Despite the historic announcement, sterling traders appeared unimpressed, perhaps due to the fact that we are receiving news of similar packages around the world, such as those mentioned overleaf. The GBP/USD cross hit fresh six month lows on Tuesday, down another 1% for the day (Figure 1). Despite recouping some of these losses during Asian trading, the pair made another march towards these lows this morning as investors continue to flock to the safety of the US dollar.

Figure 1: GBP/USD (March 2020)

There is a general feeling in the market that interest rate cuts from the major central banks can only go so far in supporting the global economy from the current crisis. Targeting spending, generous loan packages and the forbearance of debt, such as that announced by the UK government yesterday should be far more effective in keeping the most at risk industries afloat.

Trump prepares rescue package for US economy

As mentioned, news of fiscal stimulus packages are now being announced around the world. The US government yesterday outlined its fiscal plans, with the Trump administration proposing $1 trillion of stimulus yesterday. Including within the measures are cash handouts to households, the deferral of taxes and generous business loans to small companies. This follows on from a similar announcement out of Germany last week, with authorities there freeing up €550 billion worth of loans, mainly for smaller businesses.

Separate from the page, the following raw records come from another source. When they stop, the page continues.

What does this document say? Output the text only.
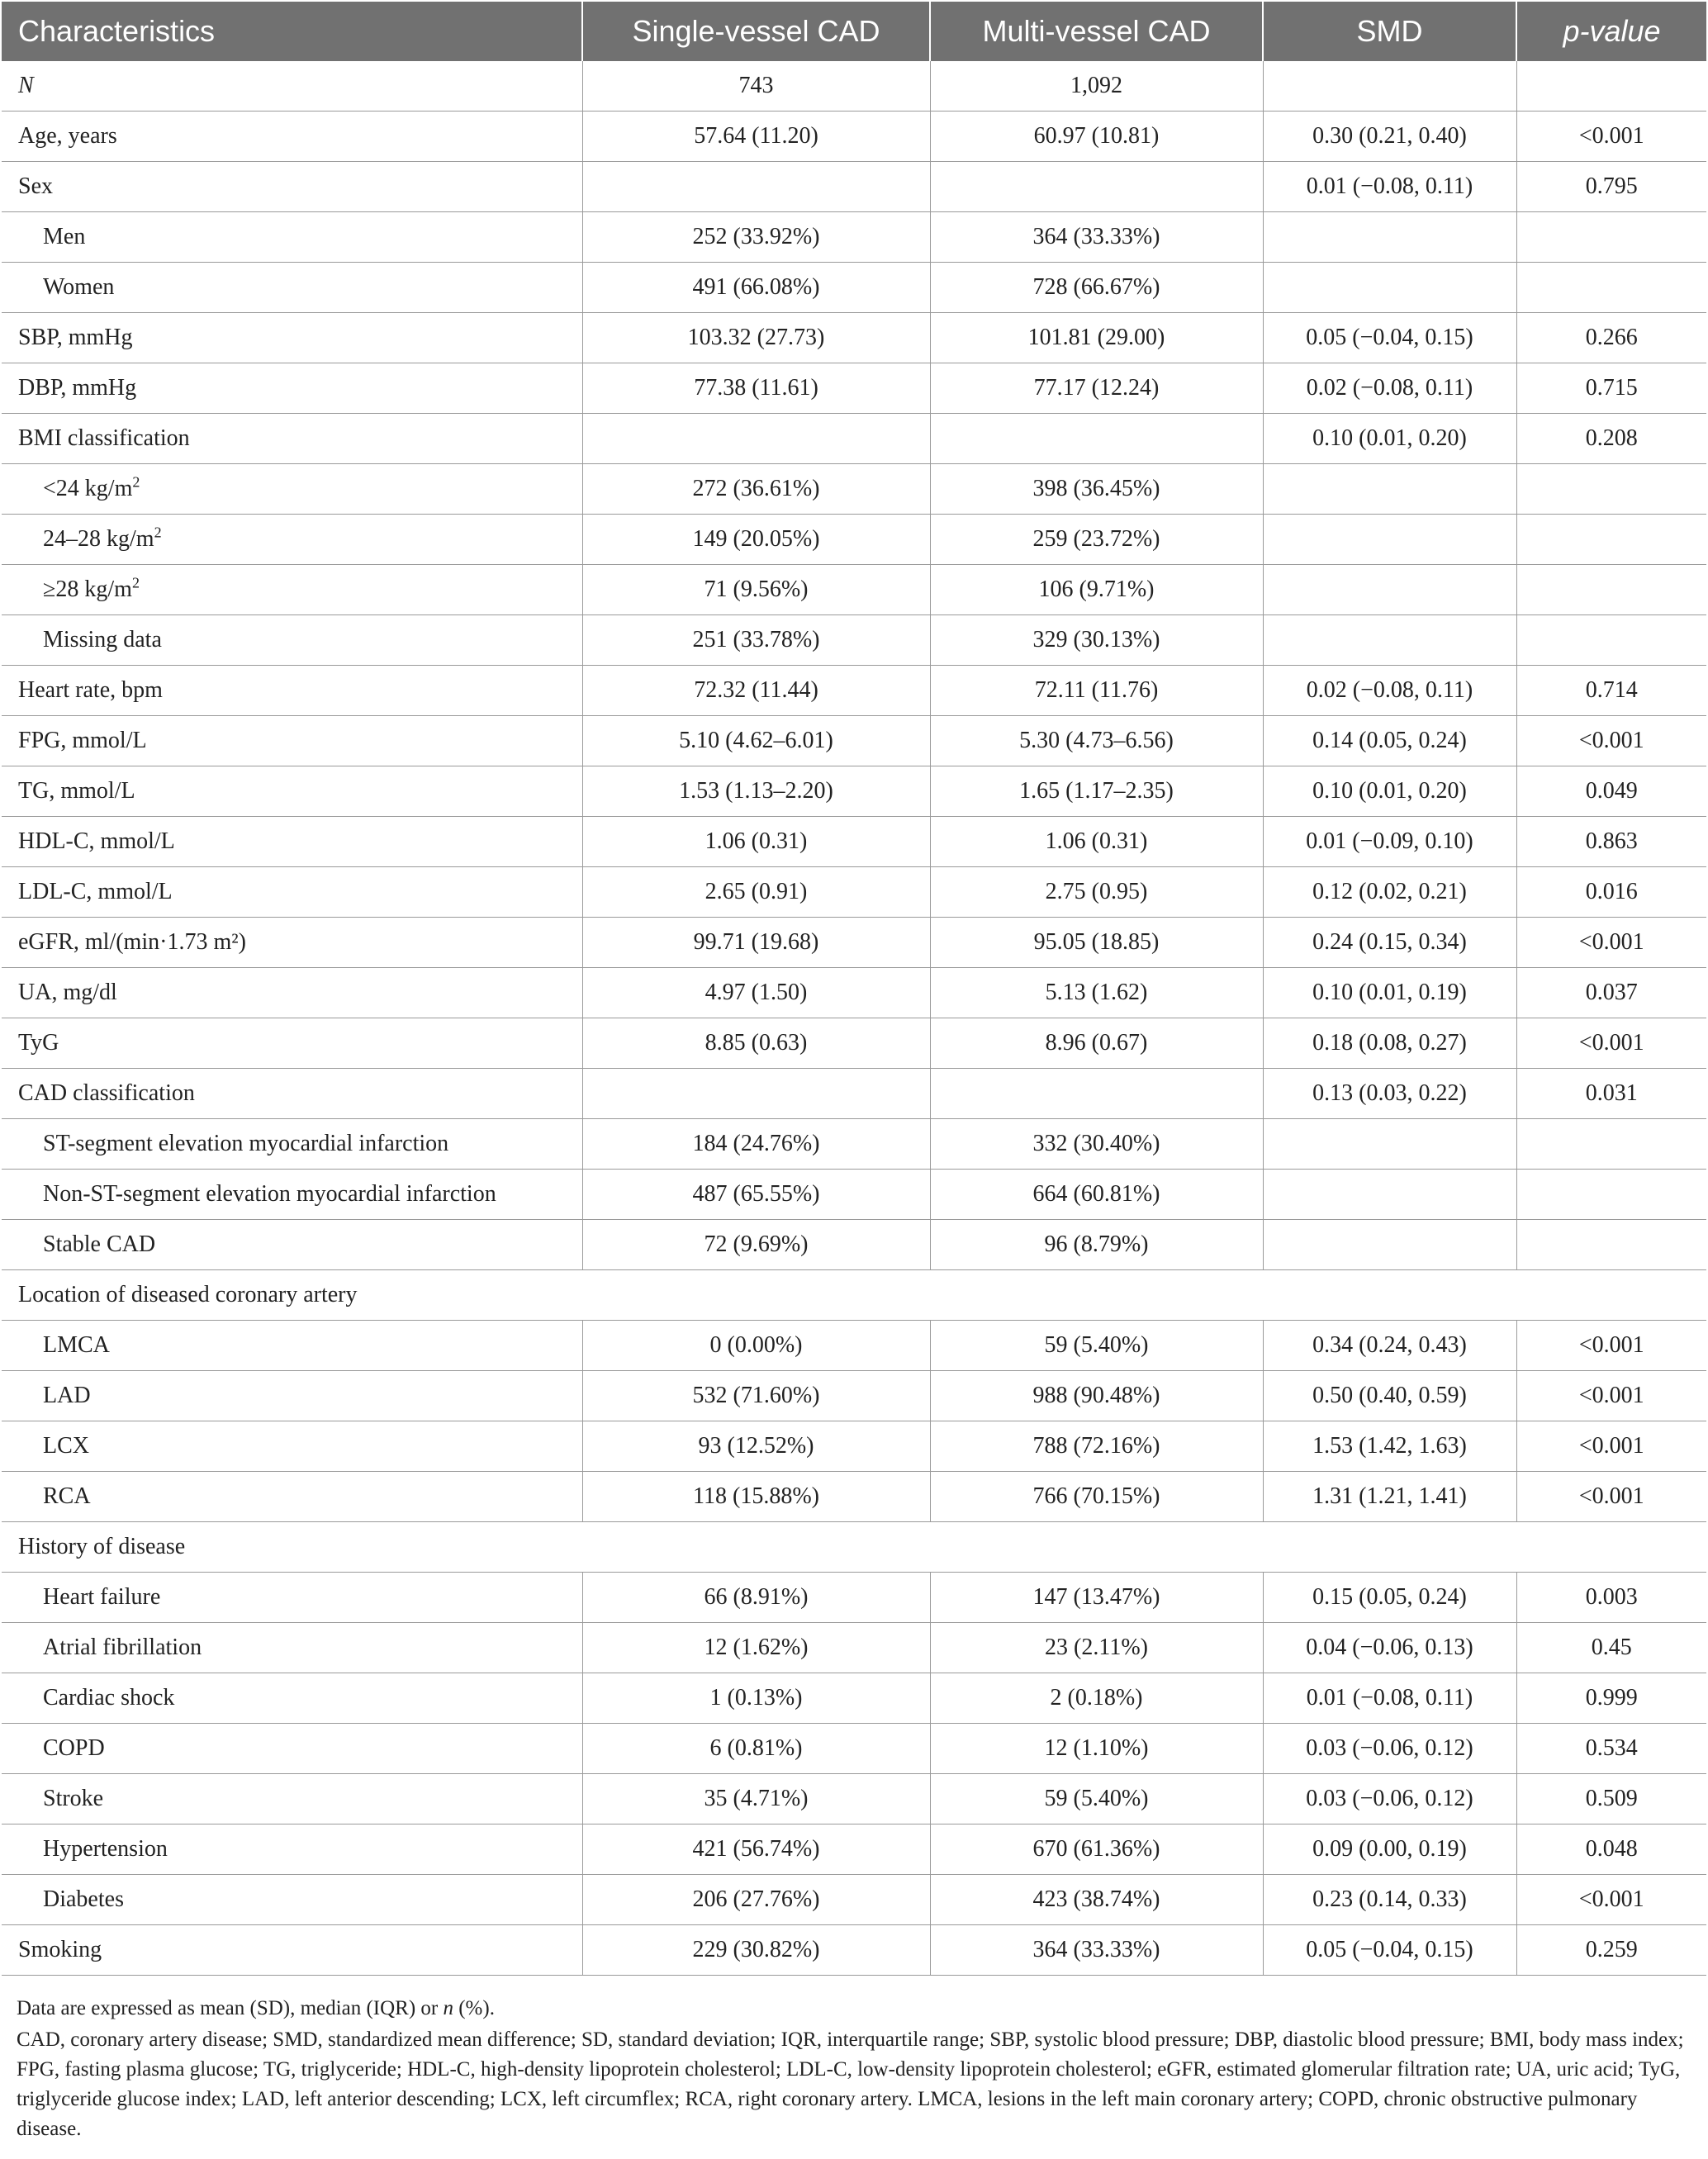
Characteristics	Single-vessel CAD	Multi-vessel CAD	SMD	p-value
N	743	1,092		
Age, years	57.64 (11.20)	60.97 (10.81)	0.30 (0.21, 0.40)	<0.001
Sex			0.01 (−0.08, 0.11)	0.795
Men	252 (33.92%)	364 (33.33%)		
Women	491 (66.08%)	728 (66.67%)		
SBP, mmHg	103.32 (27.73)	101.81 (29.00)	0.05 (−0.04, 0.15)	0.266
DBP, mmHg	77.38 (11.61)	77.17 (12.24)	0.02 (−0.08, 0.11)	0.715
BMI classification			0.10 (0.01, 0.20)	0.208
<24 $kg/m^2$	272 (36.61%)	398 (36.45%)		
24–28 $kg/m^2$	149 (20.05%)	259 (23.72%)		
≥28 $kg/m^2$	71 (9.56%)	106 (9.71%)		
Missing data	251 (33.78%)	329 (30.13%)		
Heart rate, bpm	72.32 (11.44)	72.11 (11.76)	0.02 (−0.08, 0.11)	0.714
FPG, mmol/L	5.10 (4.62–6.01)	5.30 (4.73–6.56)	0.14 (0.05, 0.24)	<0.001
TG, mmol/L	1.53 (1.13–2.20)	1.65 (1.17–2.35)	0.10 (0.01, 0.20)	0.049
HDL-C, mmol/L	1.06 (0.31)	1.06 (0.31)	0.01 (−0.09, 0.10)	0.863
LDL-C, mmol/L	2.65 (0.91)	2.75 (0.95)	0.12 (0.02, 0.21)	0.016
eGFR, ml/(min·1.73 m²)	99.71 (19.68)	95.05 (18.85)	0.24 (0.15, 0.34)	<0.001
UA, mg/dl	4.97 (1.50)	5.13 (1.62)	0.10 (0.01, 0.19)	0.037
TyG	8.85 (0.63)	8.96 (0.67)	0.18 (0.08, 0.27)	<0.001
CAD classification			0.13 (0.03, 0.22)	0.031
ST-segment elevation myocardial infarction	184 (24.76%)	332 (30.40%)		
Non-ST-segment elevation myocardial infarction	487 (65.55%)	664 (60.81%)		
Stable CAD	72 (9.69%)	96 (8.79%)		
Location of diseased coronary artery				
LMCA	0 (0.00%)	59 (5.40%)	0.34 (0.24, 0.43)	<0.001
LAD	532 (71.60%)	988 (90.48%)	0.50 (0.40, 0.59)	<0.001
LCX	93 (12.52%)	788 (72.16%)	1.53 (1.42, 1.63)	<0.001
RCA	118 (15.88%)	766 (70.15%)	1.31 (1.21, 1.41)	<0.001
History of disease				
Heart failure	66 (8.91%)	147 (13.47%)	0.15 (0.05, 0.24)	0.003
Atrial fibrillation	12 (1.62%)	23 (2.11%)	0.04 (−0.06, 0.13)	0.45
Cardiac shock	1 (0.13%)	2 (0.18%)	0.01 (−0.08, 0.11)	0.999
COPD	6 (0.81%)	12 (1.10%)	0.03 (−0.06, 0.12)	0.534
Stroke	35 (4.71%)	59 (5.40%)	0.03 (−0.06, 0.12)	0.509
Hypertension	421 (56.74%)	670 (61.36%)	0.09 (0.00, 0.19)	0.048
Diabetes	206 (27.76%)	423 (38.74%)	0.23 (0.14, 0.33)	<0.001
Smoking	229 (30.82%)	364 (33.33%)	0.05 (−0.04, 0.15)	0.259

Data are expressed as mean (SD), median (IQR) or n (%).

CAD, coronary artery disease; SMD, standardized mean difference; SD, standard deviation; IQR, interquartile range; SBP, systolic blood pressure; DBP, diastolic blood pressure; BMI, body mass index; FPG, fasting plasma glucose; TG, triglyceride; HDL-C, high-density lipoprotein cholesterol; LDL-C, low-density lipoprotein cholesterol; eGFR, estimated glomerular filtration rate; UA, uric acid; TyG, triglyceride glucose index; LAD, left anterior descending; LCX, left circumflex; RCA, right coronary artery. LMCA, lesions in the left main coronary artery; COPD, chronic obstructive pulmonary disease.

In contrast to sterling, the dollar bounced on the news, given that it provides investors with yet another reason to buy the already well bid currency. US stocks also bounced back, although this looks highly likely to be temporary as investors steer clear of high risk investments. There is a chance that the US follows suit with a number of other governments around the world in banning short selling for a temporary time period, much like it did in the ‘08 crisis. For now, however, we expect the current trend to continue in the next few days – investors going long on the dollar due to its safe-haven status and shorting equities around the world in favour of lower risk investments.

Euro slide continues as big European recession looms

The euro similarly fell foul of the dollars strength again yesterday, shedding around 1.5% for the day and opening this morning below the 1.10 level.

One of the first few pieces of economic news that encompasses the crisis was yesterday’s ZEW economic sentiment index from Germany, which fell to its lowest level since late-2011. The index plunged to -49.5 in March from +8.7 in February. Given that the crisis has still not yet peaked in Europe, we think that similar data over the next few weeks will come in even worse and show that the Euro Area economy is heading for a sizable recession. With Europe now at the epicenter of the crisis, the bloc’s economy will be hit especially hard, which we think ensures that further losses for EUR/USD are very much on the cards in the coming days. This could cause the pair to test the 1.05 level sooner rather than later.